M. B… se prévaut de ce que trois de ses enfants mineurs sont en Côte d’Ivoire séparés de leurs deux parents, et de ce qu’une autre de ses filles, résidant en France, s’est vue reconnaître le statut de réfugiée par décision de l’Office français de protection des réfugiés et apatrides en date du 8 janvier 2021.Toutefois, il résulte de ce qui a été dit au point 8, d’une part, que les ressources de M. B…, sans profession à la date de la décision attaquée, ne permettent pas de subvenir aux besoins de ses cinq enfants et d’assurer leur éducation dans des conditions normales, et d’autre part, que son logement est d’une superficie insuffisante pour être considéré comme normal pour y loger une famille de sept personnes et assurer l’accueil de cinq enfants.

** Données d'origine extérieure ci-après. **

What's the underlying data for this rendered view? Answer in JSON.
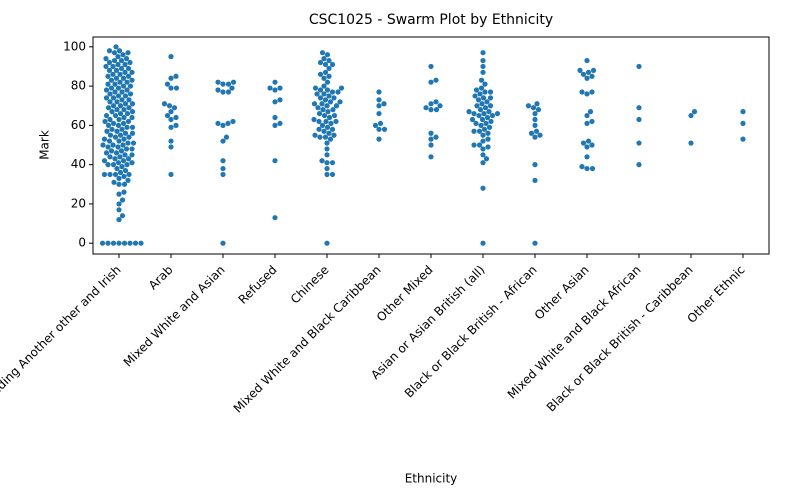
{
  "chart_data": {
    "type": "swarm",
    "title": "CSC1025 - Swarm Plot by Ethnicity",
    "x_label": "Ethnicity",
    "y_label": "Mark",
    "color": "#1f77b4",
    "ylim": [
      -5.5,
      105
    ],
    "yticks": [
      0,
      20,
      40,
      60,
      80,
      100
    ],
    "categories": [
      "White including Another other and Irish",
      "Arab",
      "Mixed White and Asian",
      "Refused",
      "Chinese",
      "Mixed White and Black Caribbean",
      "Other Mixed",
      "Asian or Asian British (all)",
      "Black or Black British - African",
      "Other Asian",
      "Mixed White and Black African",
      "Black or Black British - Caribbean",
      "Other Ethnic"
    ],
    "values": [
      [
        0,
        0,
        0,
        0,
        0,
        0,
        0,
        0,
        12,
        14,
        17,
        20,
        22,
        25,
        26,
        30,
        30,
        31,
        32,
        33,
        34,
        35,
        35,
        35,
        35,
        36,
        37,
        38,
        39,
        40,
        40,
        40,
        41,
        41,
        42,
        42,
        43,
        43,
        44,
        44,
        45,
        45,
        46,
        46,
        47,
        47,
        48,
        48,
        49,
        49,
        50,
        50,
        50,
        51,
        51,
        52,
        52,
        53,
        53,
        54,
        54,
        55,
        55,
        56,
        56,
        57,
        57,
        58,
        58,
        59,
        59,
        60,
        60,
        61,
        61,
        62,
        62,
        63,
        63,
        64,
        64,
        65,
        65,
        66,
        66,
        67,
        67,
        68,
        68,
        69,
        69,
        70,
        70,
        71,
        71,
        72,
        72,
        73,
        73,
        74,
        74,
        75,
        75,
        76,
        76,
        77,
        77,
        78,
        78,
        79,
        79,
        80,
        80,
        81,
        81,
        82,
        82,
        83,
        83,
        84,
        84,
        85,
        85,
        86,
        86,
        87,
        87,
        88,
        88,
        89,
        89,
        90,
        90,
        91,
        91,
        92,
        92,
        93,
        93,
        94,
        94,
        95,
        96,
        97,
        97,
        98,
        98,
        100
      ],
      [
        95,
        85,
        84,
        79,
        79,
        81,
        71,
        70,
        69,
        67,
        65,
        64,
        63,
        60,
        59,
        52,
        49,
        35
      ],
      [
        82,
        82,
        81,
        81,
        79,
        78,
        77,
        77,
        62,
        61,
        61,
        60,
        54,
        52,
        42,
        38,
        35,
        0
      ],
      [
        82,
        79,
        79,
        78,
        73,
        72,
        64,
        61,
        60,
        42,
        13
      ],
      [
        97,
        96,
        94,
        93,
        92,
        91,
        91,
        89,
        87,
        86,
        85,
        84,
        82,
        80,
        79,
        79,
        78,
        78,
        77,
        77,
        76,
        76,
        75,
        74,
        74,
        73,
        72,
        72,
        71,
        71,
        70,
        70,
        69,
        68,
        68,
        67,
        66,
        65,
        65,
        64,
        63,
        62,
        62,
        62,
        61,
        60,
        59,
        58,
        58,
        57,
        56,
        55,
        55,
        54,
        54,
        53,
        51,
        48,
        45,
        42,
        41,
        41,
        38,
        35,
        35,
        0
      ],
      [
        77,
        73,
        71,
        70,
        66,
        61,
        60,
        58,
        58,
        53
      ],
      [
        90,
        83,
        82,
        72,
        71,
        70,
        69,
        68,
        68,
        56,
        54,
        53,
        50,
        44
      ],
      [
        97,
        93,
        90,
        87,
        83,
        81,
        79,
        78,
        77,
        77,
        76,
        75,
        74,
        74,
        73,
        72,
        71,
        70,
        70,
        69,
        68,
        67,
        67,
        66,
        66,
        66,
        65,
        65,
        64,
        63,
        63,
        62,
        61,
        61,
        60,
        59,
        58,
        57,
        57,
        56,
        55,
        53,
        52,
        50,
        50,
        49,
        48,
        45,
        43,
        41,
        28,
        0
      ],
      [
        71,
        70,
        69,
        68,
        66,
        63,
        60,
        57,
        56,
        55,
        54,
        40,
        32,
        0
      ],
      [
        93,
        88,
        88,
        87,
        86,
        85,
        84,
        77,
        77,
        76,
        67,
        65,
        62,
        61,
        52,
        51,
        50,
        49,
        44,
        39,
        38,
        38
      ],
      [
        90,
        69,
        63,
        51,
        40
      ],
      [
        67,
        65,
        51
      ],
      [
        67,
        61,
        53
      ]
    ]
  }
}
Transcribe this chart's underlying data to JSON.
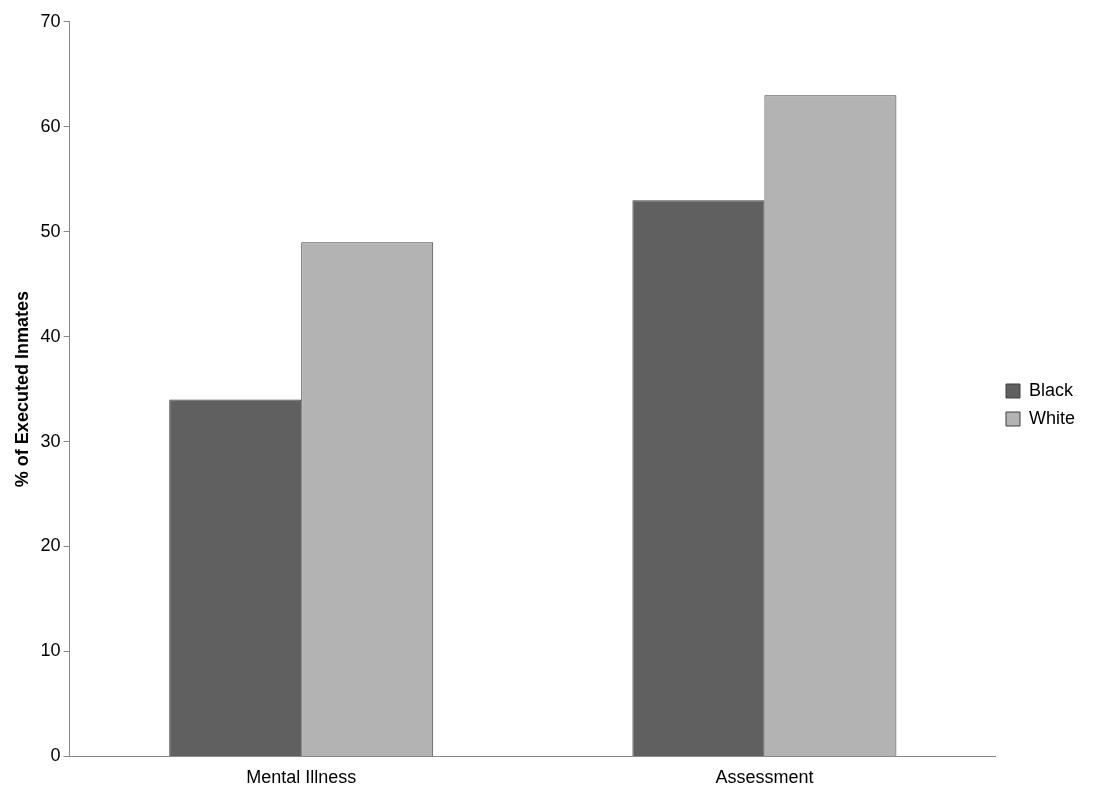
{
  "chart_data": {
    "type": "bar",
    "ylabel": "% of Executed Inmates",
    "categories": [
      "Mental Illness",
      "Assessment"
    ],
    "series": [
      {
        "name": "Black",
        "color": "#606060",
        "values": [
          34,
          53
        ]
      },
      {
        "name": "White",
        "color": "#b3b3b3",
        "values": [
          49,
          63
        ]
      }
    ],
    "ylim": [
      0,
      70
    ],
    "yticks": [
      0,
      10,
      20,
      30,
      40,
      50,
      60,
      70
    ],
    "legend": "right"
  }
}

En outre, il ressort des pièces du dossier que les trois enfants résidant en Côte d’Ivoire de M. B…, qui est titulaire d’une carte de résident depuis février 2022, sont séparés de leurs parents depuis plusieurs années, de sorte que la décision attaquée n’a, par elle-même, pas eu pour effet de séparer les membres de la cellule familiale. Dans ces conditions, en refusant de faire droit à la demande de regroupement familial présentée par M. B…, le préfet du Val-d’Oise n’a ni porté une atteinte disproportionnée au droit de ce dernier au respect de sa vie privée et familiale au regard du but poursuivi par sa décision ni porté une atteinte excessive à l’intérêt supérieur de ses enfants.
Il résulte de tout ce qui précède que la requête de M. B… doit être rejetée en toutes ses conclusions.
D E C I D E :
Article 1er : La requête de M. B… est rejetée.
Article 2 : Le présent jugement sera notifié à M. D… B… et au préfet du Val-d’Oise.
Délibéré après l’audience du 17 février 2026, à laquelle siégeaient :
M. Dubois, président ;
M. Dufresne, premier conseiller ;
M. Jacquelin, premier conseiller.
Rendu public par mise à disposition au greffe le 13 mars 2026.
Le rapporteur,
Signé
G. Jacquelin
Le président,
Signé
J. DuboisLa greffière,
Signé
H. Mofid
La République mande et ordonne au préfet du Val-d’Oise en ce qui le concerne ou à tous commissaires de justice à ce requis en ce qui concerne les voies de droit commun contre les parties privées, de pourvoir à l’exécution de la présente décision.